The most obvious details are the men themselves: both are young (Dinteville was 29), handsome, and prosperous. Dinteville looks a bit like Henry VIII himself--perhaps he stayed in England a bit too long!--as his sumptuous jacket attests, with its ermine embroidery, framing a flouncy pink shirt and an enormous gold medallion. de Selve, by contrast, is more the scholar, wearing a simple robe and looking much less ostentatious. Indeed, he seems to be saying "are we done yet?" though he, too, portrays an air of confidence--as well as concern. The table each man is leaning on is burdened with the weight of their Renaissance scholarship: a globe, various devices to measure distance--an astrolabe, etc. Also visible is a lute and a book of music, and beneath it all, stretched cryptically across the floor...a skull?
The skull is part of the famous memento mori genre of paintings and poems famous in English literature. It translates to "remember your mortality," and here the painting transforms from a celebration of youthful achievement to an older man's warning: perhaps the mission itself was fraught with danger, or perhaps that the youthful confidence of Dinteville should have been tempered with a bit of modesty and forethought?
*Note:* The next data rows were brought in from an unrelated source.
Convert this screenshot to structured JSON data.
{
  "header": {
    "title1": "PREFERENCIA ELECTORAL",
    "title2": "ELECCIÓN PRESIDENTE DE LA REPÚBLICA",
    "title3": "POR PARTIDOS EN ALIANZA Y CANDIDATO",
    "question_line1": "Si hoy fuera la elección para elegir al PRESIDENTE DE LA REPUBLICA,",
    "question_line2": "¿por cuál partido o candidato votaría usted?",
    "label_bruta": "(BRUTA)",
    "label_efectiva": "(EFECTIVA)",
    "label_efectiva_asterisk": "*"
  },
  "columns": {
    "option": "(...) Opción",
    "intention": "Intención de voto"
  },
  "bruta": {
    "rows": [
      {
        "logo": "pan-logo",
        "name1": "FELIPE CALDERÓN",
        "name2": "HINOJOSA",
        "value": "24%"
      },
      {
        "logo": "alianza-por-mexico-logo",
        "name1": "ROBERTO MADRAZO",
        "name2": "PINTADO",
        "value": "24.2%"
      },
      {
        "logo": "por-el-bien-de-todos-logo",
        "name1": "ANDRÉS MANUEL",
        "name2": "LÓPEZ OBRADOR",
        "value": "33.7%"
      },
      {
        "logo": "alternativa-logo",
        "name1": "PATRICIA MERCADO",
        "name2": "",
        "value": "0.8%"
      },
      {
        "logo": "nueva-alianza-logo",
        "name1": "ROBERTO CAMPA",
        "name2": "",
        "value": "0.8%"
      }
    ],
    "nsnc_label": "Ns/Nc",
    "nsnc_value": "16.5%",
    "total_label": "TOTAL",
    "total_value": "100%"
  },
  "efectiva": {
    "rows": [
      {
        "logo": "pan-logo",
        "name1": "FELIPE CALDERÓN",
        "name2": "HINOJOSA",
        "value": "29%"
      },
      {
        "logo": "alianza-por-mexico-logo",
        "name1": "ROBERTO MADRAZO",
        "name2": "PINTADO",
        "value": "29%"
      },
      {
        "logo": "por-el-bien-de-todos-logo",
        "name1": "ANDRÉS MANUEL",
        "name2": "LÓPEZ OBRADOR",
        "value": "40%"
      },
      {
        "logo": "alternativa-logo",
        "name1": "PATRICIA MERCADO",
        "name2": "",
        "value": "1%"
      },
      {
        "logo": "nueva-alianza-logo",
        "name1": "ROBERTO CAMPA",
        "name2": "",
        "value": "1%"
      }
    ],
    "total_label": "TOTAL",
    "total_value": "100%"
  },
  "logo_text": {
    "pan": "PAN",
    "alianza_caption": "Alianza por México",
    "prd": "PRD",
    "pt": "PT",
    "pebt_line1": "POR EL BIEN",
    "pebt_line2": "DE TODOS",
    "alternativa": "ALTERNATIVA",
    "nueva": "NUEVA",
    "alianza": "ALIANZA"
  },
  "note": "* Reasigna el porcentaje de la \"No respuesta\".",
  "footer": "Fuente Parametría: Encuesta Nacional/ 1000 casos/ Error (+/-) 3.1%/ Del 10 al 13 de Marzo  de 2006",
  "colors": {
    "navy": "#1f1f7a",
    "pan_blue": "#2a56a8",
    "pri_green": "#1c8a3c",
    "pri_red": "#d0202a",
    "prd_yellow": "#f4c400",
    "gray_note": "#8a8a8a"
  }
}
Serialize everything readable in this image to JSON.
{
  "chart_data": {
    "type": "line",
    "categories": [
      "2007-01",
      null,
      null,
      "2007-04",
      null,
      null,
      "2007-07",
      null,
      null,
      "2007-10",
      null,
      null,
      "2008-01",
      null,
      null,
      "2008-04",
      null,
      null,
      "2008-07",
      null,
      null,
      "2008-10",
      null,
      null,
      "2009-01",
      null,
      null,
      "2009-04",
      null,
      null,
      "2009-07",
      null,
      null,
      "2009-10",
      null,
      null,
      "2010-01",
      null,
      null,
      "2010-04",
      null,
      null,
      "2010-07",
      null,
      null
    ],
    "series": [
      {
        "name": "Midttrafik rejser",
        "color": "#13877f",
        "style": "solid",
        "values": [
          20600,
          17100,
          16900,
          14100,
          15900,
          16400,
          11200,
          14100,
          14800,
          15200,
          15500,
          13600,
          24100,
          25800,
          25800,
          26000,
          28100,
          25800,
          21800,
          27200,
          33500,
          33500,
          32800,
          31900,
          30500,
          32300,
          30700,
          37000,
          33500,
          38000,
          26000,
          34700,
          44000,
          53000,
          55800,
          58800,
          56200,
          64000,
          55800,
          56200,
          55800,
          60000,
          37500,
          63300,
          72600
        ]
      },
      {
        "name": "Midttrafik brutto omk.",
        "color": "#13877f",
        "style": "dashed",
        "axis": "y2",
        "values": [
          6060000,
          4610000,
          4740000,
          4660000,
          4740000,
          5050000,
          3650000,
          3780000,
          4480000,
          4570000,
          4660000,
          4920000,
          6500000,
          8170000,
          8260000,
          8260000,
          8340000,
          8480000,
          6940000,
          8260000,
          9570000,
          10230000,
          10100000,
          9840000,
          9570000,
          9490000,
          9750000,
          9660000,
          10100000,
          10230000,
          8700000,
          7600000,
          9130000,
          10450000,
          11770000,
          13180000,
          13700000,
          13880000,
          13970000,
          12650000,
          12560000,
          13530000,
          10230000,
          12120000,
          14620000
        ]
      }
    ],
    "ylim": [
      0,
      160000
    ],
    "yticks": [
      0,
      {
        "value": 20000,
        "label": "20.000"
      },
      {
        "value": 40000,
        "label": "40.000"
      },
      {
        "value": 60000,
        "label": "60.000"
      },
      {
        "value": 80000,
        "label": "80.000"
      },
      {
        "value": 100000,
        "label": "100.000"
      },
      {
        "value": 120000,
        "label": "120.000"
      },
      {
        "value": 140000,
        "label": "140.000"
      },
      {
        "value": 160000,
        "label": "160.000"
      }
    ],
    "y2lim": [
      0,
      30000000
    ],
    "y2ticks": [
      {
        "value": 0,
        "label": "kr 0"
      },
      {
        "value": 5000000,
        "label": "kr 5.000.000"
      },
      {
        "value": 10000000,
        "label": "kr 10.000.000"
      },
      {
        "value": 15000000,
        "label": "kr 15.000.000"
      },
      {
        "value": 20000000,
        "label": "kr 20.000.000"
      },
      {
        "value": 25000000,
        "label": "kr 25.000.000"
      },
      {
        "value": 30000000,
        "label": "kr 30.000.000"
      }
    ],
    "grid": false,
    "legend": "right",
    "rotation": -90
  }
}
Either way, it lends a chilling note to a painting that seems to say "we have the world!" while Holbein whispers "not for long."
The scholar Derek Wilson in his book on Holbein notes this about the painting: "It is a testament by Holbein and his patron to their shared concerns in the uncertain England of 1533...The lute has a broken string. The crucifix in the top left-hand corner is almost obscured by the curtain. On the celestial globe a hen attacks a bird of prey...In Holbein's composition the younger man (de Selve) literally upstages his friend. Set slightly further back, he appears introverted, nervously clutching the folds of his gown and tightly grasping his gloves. Yet Holbein makes us fix our attention on him."
There's so much going on here, and entire world in turmoil, leading to an uncertain future--for them and for us.